Bodnar encourages newcomers to play familiar sports, and to also try more traditionally “Canadian” activities. Although this concept may seem simple to natives of Chatham-Kent, according to Bodnar, there are numerous barriers that could deter a newcomer from getting involved.

“Canadian sports are relatively expensive to join, knowing how to access sport communities can be confusing, and the highly organized nature of our sports clubs makes it difficult to try out a new activity,” explained Bodnar.

With these barriers in mind, Bodnar said welcoming newcomers to Chatham-Kent, and into our sports organizations is something with which we can all help.

“This is an area we can all become more involved in to help reduce barriers,” said Bodnar. “Simply inviting new neighbours to join in community activities is a great way to make them feel more welcomed.
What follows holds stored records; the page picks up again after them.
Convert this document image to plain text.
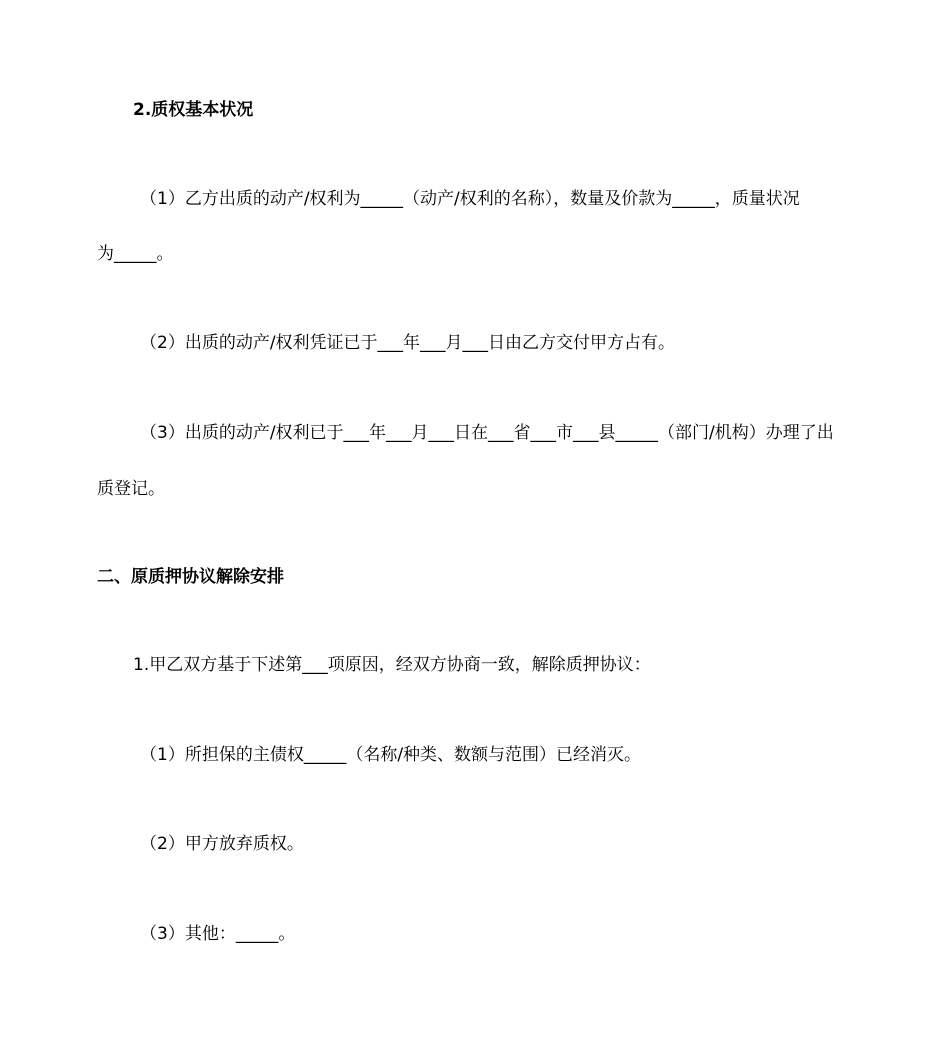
2.质权基本状况
（1）乙方出质的动产/权利为_____（动产/权利的名称），数量及价款为_____，质量状况
为_____。
（2）出质的动产/权利凭证已于___年___月___日由乙方交付甲方占有。
（3）出质的动产/权利已于___年___月___日在___省___市___县_____（部门/机构）办理了出
质登记。
二、原质押协议解除安排
1.甲乙双方基于下述第___项原因，经双方协商一致，解除质押协议：
（1）所担保的主债权_____（名称/种类、数额与范围）已经消灭。
（2）甲方放弃质权。
（3）其他：_____。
Local organizations and community members alike can help by teaching newcomers the rules of the game, playing a trial game before committing to a team, inviting them to watch a game, or connecting them to the information they need.”

For Aguirre, participating each summer with his team has helped him feel at home in Chatham-Kent, and he hopes other newcomers will see the benefits of sport.

“Being on this team makes me really feel a part of the community,” said Aguirre.

“We hope our team can encourage other new immigrants to come out and play, and meet some new people who know what they are going through.”